By Sarah Trefethen
Sometimes, even if you’re not sure where the puck is going, you should skate for it anyway, Arthur Mirante told the members of B’nai B’rith at the group’s monthly luncheon last week.
“I can’t remember a time in my 35-year business career that has been so characterized by uncertainty,” Avison Young’s Tri-state president told the crowd.
Unlike in booms and downturns of the past, when everyone could at least agree on the way things are trending, today’s risks are harder to identify and quantify, according to Mirante.
“It’s virtually impossible to forecast and know where the puck is going to be so we can skate there,” he said, referring to a famous Wayne Gretzky quote about planning ahead in ice hockey.

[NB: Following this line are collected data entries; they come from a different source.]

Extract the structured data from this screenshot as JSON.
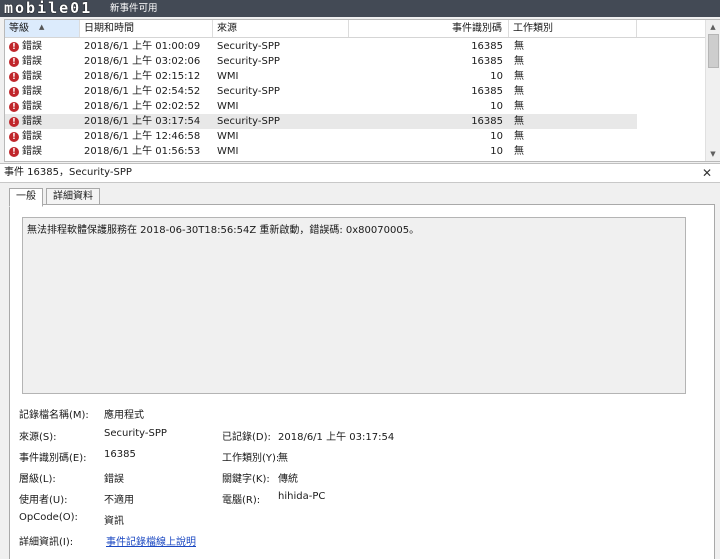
{
  "titlebar": {
    "watermark": "mobile01",
    "text_left": "應用程式",
    "text_right": "新事件可用"
  },
  "list": {
    "columns": [
      "等級",
      "日期和時間",
      "來源",
      "事件識別碼",
      "工作類別"
    ],
    "rows": [
      {
        "level": "錯誤",
        "datetime": "2018/6/1 上午 01:00:09",
        "source": "Security-SPP",
        "event_id": "16385",
        "category": "無",
        "selected": false
      },
      {
        "level": "錯誤",
        "datetime": "2018/6/1 上午 03:02:06",
        "source": "Security-SPP",
        "event_id": "16385",
        "category": "無",
        "selected": false
      },
      {
        "level": "錯誤",
        "datetime": "2018/6/1 上午 02:15:12",
        "source": "WMI",
        "event_id": "10",
        "category": "無",
        "selected": false
      },
      {
        "level": "錯誤",
        "datetime": "2018/6/1 上午 02:54:52",
        "source": "Security-SPP",
        "event_id": "16385",
        "category": "無",
        "selected": false
      },
      {
        "level": "錯誤",
        "datetime": "2018/6/1 上午 02:02:52",
        "source": "WMI",
        "event_id": "10",
        "category": "無",
        "selected": false
      },
      {
        "level": "錯誤",
        "datetime": "2018/6/1 上午 03:17:54",
        "source": "Security-SPP",
        "event_id": "16385",
        "category": "無",
        "selected": true
      },
      {
        "level": "錯誤",
        "datetime": "2018/6/1 上午 12:46:58",
        "source": "WMI",
        "event_id": "10",
        "category": "無",
        "selected": false
      },
      {
        "level": "錯誤",
        "datetime": "2018/6/1 上午 01:56:53",
        "source": "WMI",
        "event_id": "10",
        "category": "無",
        "selected": false
      }
    ]
  },
  "detail": {
    "title": "事件 16385，Security-SPP",
    "tabs": [
      "一般",
      "詳細資料"
    ],
    "active_tab": "一般",
    "description": "無法排程軟體保護服務在 2018-06-30T18:56:54Z 重新啟動，錯誤碼: 0x80070005。",
    "fields": {
      "log_name_label": "記錄檔名稱(M):",
      "log_name": "應用程式",
      "source_label": "來源(S):",
      "source": "Security-SPP",
      "logged_label": "已記錄(D):",
      "logged": "2018/6/1 上午 03:17:54",
      "event_id_label": "事件識別碼(E):",
      "event_id": "16385",
      "task_label": "工作類別(Y):",
      "task": "無",
      "level_label": "層級(L):",
      "level": "錯誤",
      "keywords_label": "關鍵字(K):",
      "keywords": "傳統",
      "user_label": "使用者(U):",
      "user": "不適用",
      "computer_label": "電腦(R):",
      "computer": "hihida-PC",
      "opcode_label": "OpCode(O):",
      "opcode": "資訊",
      "more_info_label": "詳細資訊(I):",
      "more_info_link": "事件記錄檔線上說明"
    }
  },
  "colors": {
    "error_icon": "#c0262b",
    "selected_row": "#e8e8e8",
    "link": "#1b48c2",
    "titlebar": "#434a55"
  }
}
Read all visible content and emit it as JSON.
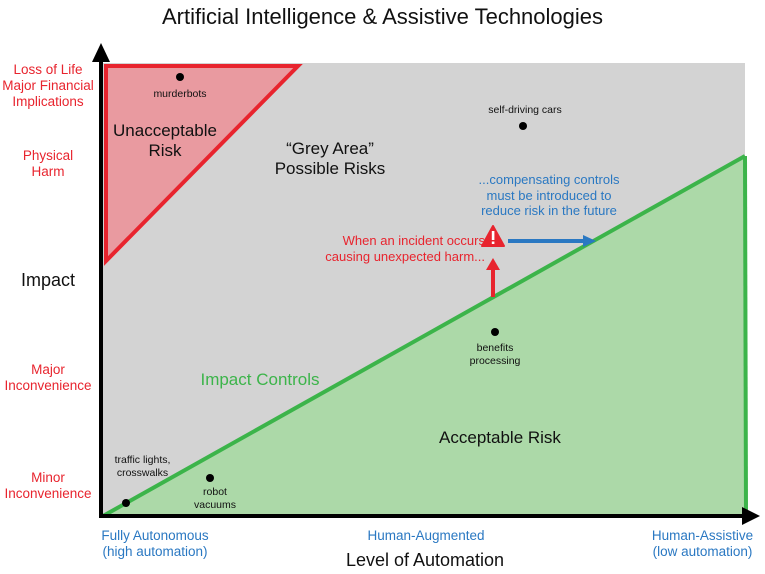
{
  "title": "Artificial Intelligence & Assistive Technologies",
  "axes": {
    "y_label": "Impact",
    "x_label": "Level of Automation",
    "y_levels": [
      "Loss of Life\nMajor Financial\nImplications",
      "Physical\nHarm",
      "Major\nInconvenience",
      "Minor\nInconvenience"
    ],
    "x_levels": [
      "Fully Autonomous\n(high automation)",
      "Human-Augmented",
      "Human-Assistive\n(low automation)"
    ]
  },
  "regions": {
    "unacceptable": "Unacceptable\nRisk",
    "grey": "“Grey Area”\nPossible Risks",
    "acceptable": "Acceptable Risk",
    "impact_controls": "Impact Controls"
  },
  "annotations": {
    "incident": "When an incident occurs\ncausing unexpected harm...",
    "compensating": "...compensating controls\nmust be introduced to\nreduce risk in the future"
  },
  "points": [
    {
      "label": "murderbots"
    },
    {
      "label": "self-driving cars"
    },
    {
      "label": "benefits\nprocessing"
    },
    {
      "label": "traffic lights,\ncrosswalks"
    },
    {
      "label": "robot\nvacuums"
    }
  ],
  "colors": {
    "red": "#e8242e",
    "red_fill": "#e99aa0",
    "grey_fill": "#d3d3d3",
    "green": "#3cb44a",
    "green_fill": "#acd9a8",
    "blue": "#2a78c2",
    "axis": "#000000"
  }
}
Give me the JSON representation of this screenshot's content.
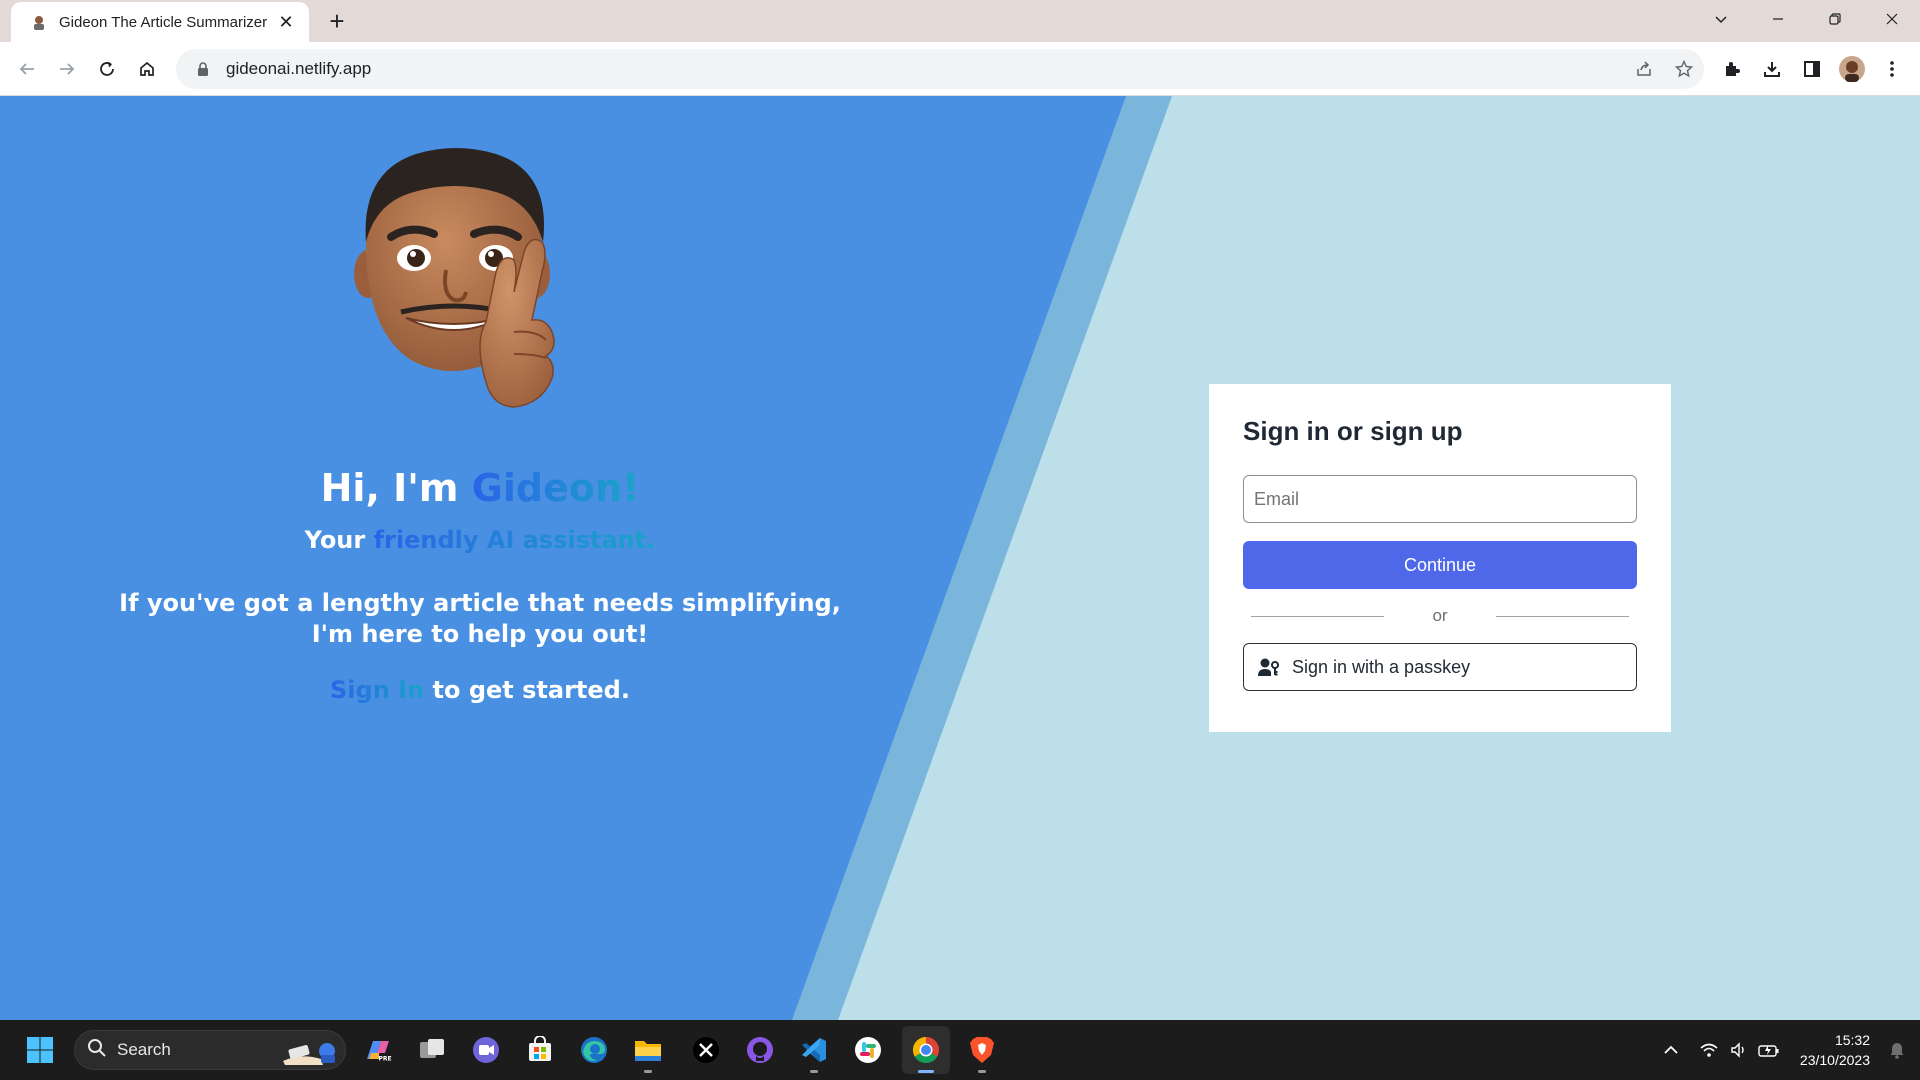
{
  "browser": {
    "tab_title": "Gideon The Article Summarizer",
    "url": "gideonai.netlify.app"
  },
  "hero": {
    "hi_prefix": "Hi, I'm ",
    "hi_name": "Gideon!",
    "your_prefix": "Your ",
    "your_highlight": "friendly AI assistant.",
    "lengthy_line1": "If you've got a lengthy article that needs simplifying,",
    "lengthy_line2": "I'm here to help you out!",
    "signin_link": "Sign In",
    "signin_suffix": " to get started."
  },
  "auth": {
    "heading": "Sign in or sign up",
    "email_placeholder": "Email",
    "continue_label": "Continue",
    "or_label": "or",
    "passkey_label": "Sign in with a passkey"
  },
  "taskbar": {
    "search_label": "Search",
    "time": "15:32",
    "date": "23/10/2023",
    "apps": [
      "copilot-icon",
      "task-view-icon",
      "teams-chat-icon",
      "store-icon",
      "edge-icon",
      "file-explorer-icon",
      "x-icon",
      "github-icon",
      "vscode-icon",
      "slack-icon",
      "chrome-icon",
      "brave-icon"
    ]
  },
  "colors": {
    "hero_blue": "#4a90e2",
    "stripe_blue": "#7ab6dc",
    "right_bg": "#bcdfe9",
    "continue_button": "#4f68ea"
  }
}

Contributing to the uncertainty are factors including an increasingly global economy, changes driven by new technology as well as political and financial crises in the United States and around the world, Mirante said.
But the US economy has been steadily recovering, and New York real estate is an investment class desired around the world, Mirante said.
An over-abundance of caution in the face of uncertainty, he said, has led to reduced levels of leasing, prolonged negotiations and a preference among users to renew in place in order to reduce capital expenditure.
“It’s most likely a mistake to be on the sidelines waiting for this uncertainty or these headwinds to dissipate,” Mirante said.
Avison Young is not waiting. According to Mirante, the Canadian firm is the fastest-growing real estate service company in the world, with plans to expand into Western Europe in the next 17 months.
He also championed the new developments planned for the far West Side of Manhattan, including Related’s Hudson Yards project as well as the Moinian group’s 3 Hudson Boulevard, where Avison Young is the leasing agent.
He dismissed the suggestion that the new construction would lead to an over-abundance of office space.
“Having new building produce that frankly is more efficient more sustainable and more adaptable to the requirements of the users of the space is a good thing,” he said.
Based on AY’s calculations, he said, if employment in New York City continues to grow the city will need more Class A office space even if the average usage goes down to 150 s/f per person.
“I lived through two periods I can remember when vacancies were 5 percent, 6 percent, and it wasn’t good for the city,” Mirante said.